By the Blouin News Business staff

Argentina’s latest target in economic fight? Online shopping

by in Americas.

Argentina's President Cristina Fernandez de Kirchner delivers a speech in August 2013. Photo: AFP/Getty Images

Argentina’s President Cristina Fernández de Kirchner delivers a speech in August 2013. Photo: AFP/Getty Images

Argentina’s President Cristina Fernández de Kirchner’s has designed a new initiative to tackle the country’s economic malaise: impose severe restrictions on Argentinians’ access to online shopping.

As of today, Argentinians must submit a signed declaration to the tax agency before they can receive their goods and are now limited to a maximum of two online international acquisitions for delivery per year, for a total of $25. Those restrictions were announced serially on Tuesday and Wednesday. For anyone who goes above that, a whole host of problems await. First, the standard 50% tax on imports which many in the past sought to avoid. Second, pure bureaucratic hassle. To get their hands on anything above the two-purchase/$25 limit, they will be obliged to fill out a form with a detailed description of their purchases and present it at a customs office or tax agency to receive their goods. No more home delivery for Argentinians, sadly. The Federal Administration of Public Revenue (AFIP, in its Spanish acronym) says it had been a daunting task to keep records of consumers’ international transactions, hence the need for it to be much more regulated.

Foreign reserves in Latin America’s third-largest economy, which suffered the second-highest inflation in the region for 2013, have plummeted to their lowest levels in over seven years. By increasing restrictions on online sales, seen as imports, the government hopes to boost national demand, as well as to protect Argentine industry and jobs.
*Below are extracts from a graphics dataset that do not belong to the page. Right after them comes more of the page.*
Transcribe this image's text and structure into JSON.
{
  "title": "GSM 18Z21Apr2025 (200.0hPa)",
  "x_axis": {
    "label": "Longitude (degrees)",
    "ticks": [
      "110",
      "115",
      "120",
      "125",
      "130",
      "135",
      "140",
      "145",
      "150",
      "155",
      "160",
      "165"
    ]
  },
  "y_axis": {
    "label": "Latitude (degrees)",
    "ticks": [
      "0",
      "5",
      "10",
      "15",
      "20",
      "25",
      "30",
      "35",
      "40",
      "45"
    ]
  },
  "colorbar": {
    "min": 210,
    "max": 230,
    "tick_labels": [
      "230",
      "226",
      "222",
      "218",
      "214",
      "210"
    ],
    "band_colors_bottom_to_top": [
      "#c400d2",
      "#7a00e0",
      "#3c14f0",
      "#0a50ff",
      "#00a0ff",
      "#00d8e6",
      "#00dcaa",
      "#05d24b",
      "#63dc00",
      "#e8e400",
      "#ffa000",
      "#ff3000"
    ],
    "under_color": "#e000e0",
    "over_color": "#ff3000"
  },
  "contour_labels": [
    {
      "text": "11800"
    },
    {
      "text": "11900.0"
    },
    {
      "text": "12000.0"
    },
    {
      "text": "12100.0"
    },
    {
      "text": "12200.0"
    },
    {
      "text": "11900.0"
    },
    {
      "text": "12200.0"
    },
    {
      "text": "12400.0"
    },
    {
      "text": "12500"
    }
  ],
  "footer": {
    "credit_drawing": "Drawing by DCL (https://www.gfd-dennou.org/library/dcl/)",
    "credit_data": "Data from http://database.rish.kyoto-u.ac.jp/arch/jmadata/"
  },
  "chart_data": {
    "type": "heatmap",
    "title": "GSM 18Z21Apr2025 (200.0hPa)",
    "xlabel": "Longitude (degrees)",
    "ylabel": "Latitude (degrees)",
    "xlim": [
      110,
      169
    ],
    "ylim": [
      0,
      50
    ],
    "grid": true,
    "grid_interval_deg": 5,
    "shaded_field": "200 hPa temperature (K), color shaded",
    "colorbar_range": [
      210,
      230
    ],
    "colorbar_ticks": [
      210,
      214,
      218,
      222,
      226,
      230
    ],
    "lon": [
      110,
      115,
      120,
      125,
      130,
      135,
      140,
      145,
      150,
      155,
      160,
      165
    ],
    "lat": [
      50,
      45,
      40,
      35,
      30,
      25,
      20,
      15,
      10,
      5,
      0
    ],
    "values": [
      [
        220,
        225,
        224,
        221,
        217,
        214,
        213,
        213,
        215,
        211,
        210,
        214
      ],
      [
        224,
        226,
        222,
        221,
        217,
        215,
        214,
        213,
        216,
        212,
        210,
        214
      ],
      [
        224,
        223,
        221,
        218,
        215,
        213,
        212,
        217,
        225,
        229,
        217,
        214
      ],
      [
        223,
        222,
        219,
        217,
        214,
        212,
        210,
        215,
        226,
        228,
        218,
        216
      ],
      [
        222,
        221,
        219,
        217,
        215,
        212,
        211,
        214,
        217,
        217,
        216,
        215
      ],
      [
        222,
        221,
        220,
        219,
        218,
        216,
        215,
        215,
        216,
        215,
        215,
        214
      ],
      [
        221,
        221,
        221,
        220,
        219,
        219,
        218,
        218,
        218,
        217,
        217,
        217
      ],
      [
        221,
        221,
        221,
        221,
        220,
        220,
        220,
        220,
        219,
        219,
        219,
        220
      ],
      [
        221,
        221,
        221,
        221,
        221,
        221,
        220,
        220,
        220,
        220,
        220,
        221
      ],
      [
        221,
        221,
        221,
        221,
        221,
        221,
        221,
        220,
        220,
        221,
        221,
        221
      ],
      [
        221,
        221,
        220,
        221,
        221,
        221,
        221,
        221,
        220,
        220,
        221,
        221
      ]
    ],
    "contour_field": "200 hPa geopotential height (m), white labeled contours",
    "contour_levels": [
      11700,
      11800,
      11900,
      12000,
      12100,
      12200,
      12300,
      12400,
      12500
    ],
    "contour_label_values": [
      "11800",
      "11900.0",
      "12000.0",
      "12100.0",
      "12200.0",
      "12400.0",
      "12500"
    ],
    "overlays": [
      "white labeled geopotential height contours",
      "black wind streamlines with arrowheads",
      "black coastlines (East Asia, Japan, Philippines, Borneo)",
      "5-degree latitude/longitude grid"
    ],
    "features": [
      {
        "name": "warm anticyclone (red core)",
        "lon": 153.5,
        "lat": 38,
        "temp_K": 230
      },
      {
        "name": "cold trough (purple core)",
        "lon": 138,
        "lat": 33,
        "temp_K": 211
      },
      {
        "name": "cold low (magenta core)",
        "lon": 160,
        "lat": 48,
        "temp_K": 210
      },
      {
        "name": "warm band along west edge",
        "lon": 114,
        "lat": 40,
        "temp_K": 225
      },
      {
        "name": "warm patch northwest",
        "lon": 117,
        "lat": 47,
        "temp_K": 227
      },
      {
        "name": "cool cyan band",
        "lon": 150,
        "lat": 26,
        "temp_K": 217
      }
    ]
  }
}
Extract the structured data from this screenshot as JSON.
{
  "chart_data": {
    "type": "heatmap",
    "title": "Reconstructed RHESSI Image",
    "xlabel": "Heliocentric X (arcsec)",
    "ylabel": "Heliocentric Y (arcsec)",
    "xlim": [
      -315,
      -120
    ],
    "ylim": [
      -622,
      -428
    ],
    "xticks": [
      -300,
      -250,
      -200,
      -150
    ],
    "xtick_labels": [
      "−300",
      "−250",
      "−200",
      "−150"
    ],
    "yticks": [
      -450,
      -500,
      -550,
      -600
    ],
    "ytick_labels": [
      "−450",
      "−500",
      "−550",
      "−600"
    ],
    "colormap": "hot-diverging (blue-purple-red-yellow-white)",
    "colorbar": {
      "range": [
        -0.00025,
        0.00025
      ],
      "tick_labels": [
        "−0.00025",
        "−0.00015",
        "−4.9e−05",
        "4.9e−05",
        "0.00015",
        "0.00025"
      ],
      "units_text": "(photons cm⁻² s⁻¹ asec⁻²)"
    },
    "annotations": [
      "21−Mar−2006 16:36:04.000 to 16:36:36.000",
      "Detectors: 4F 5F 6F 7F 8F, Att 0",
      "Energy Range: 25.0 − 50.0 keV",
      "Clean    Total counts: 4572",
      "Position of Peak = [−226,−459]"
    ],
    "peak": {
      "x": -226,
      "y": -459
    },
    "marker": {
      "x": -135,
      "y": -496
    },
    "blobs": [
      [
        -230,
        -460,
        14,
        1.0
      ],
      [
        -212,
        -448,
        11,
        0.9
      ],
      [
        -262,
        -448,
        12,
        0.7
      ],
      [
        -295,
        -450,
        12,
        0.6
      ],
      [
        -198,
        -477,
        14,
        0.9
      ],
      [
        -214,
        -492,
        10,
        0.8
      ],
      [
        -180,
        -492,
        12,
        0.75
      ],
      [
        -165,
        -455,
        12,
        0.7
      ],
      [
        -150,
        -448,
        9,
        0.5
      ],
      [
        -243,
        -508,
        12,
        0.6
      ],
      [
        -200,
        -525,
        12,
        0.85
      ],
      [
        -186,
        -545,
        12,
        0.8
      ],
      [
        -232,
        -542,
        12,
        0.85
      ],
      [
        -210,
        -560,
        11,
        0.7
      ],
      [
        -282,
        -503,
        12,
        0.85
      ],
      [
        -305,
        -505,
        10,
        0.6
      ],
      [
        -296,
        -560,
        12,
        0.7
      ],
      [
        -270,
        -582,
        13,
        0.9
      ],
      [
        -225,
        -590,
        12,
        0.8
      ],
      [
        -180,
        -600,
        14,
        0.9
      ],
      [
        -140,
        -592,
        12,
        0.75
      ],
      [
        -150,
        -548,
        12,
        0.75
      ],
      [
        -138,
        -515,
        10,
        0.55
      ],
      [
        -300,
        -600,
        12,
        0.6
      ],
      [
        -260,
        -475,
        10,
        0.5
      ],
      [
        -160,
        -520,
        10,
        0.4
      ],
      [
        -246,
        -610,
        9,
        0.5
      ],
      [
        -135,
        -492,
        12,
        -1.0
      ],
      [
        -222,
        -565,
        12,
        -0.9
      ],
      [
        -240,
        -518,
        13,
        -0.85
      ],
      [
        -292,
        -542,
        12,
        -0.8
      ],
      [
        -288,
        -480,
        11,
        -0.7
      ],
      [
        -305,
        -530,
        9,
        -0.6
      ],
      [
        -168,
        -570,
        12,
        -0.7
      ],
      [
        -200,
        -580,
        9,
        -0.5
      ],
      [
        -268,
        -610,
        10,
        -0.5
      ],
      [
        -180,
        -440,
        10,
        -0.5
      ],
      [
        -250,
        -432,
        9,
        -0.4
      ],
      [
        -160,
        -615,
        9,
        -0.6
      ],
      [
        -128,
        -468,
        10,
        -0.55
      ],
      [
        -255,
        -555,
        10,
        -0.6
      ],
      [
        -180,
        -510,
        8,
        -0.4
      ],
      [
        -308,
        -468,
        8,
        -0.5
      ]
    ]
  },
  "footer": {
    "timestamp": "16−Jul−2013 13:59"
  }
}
As of Monday reserves stood at $29.5 billion, down from $40 billion at the start of last year, according to the FT. Kirchner, and her economic team, must see that one of the big problems comes from shoppers sending their money to overseas retailers, a practice that, as in the rest of the world, is becoming more and more popular.

Argentina is attempting to prevent a possible balance-of-payment crisis; lower its high inflation — over 28% according to private estimates — and control the value of the black-market exchange rate (up to almost 12 pesos per dollar, versus the 6.9 the government assesses). Analysts believe the government will announce restrictive measure to the black market in the upcoming weeks. Import restrictions and currency controls are known to be in the policy toolkit of recently appointed economy minister Axel Kicillof. Meanwhile Kirchner will continue to find ways to fight against the dollar, and challenge international organizations such as the IMF who insists it makes changes to its economy, instead of confronting the long-lasting issues head-on.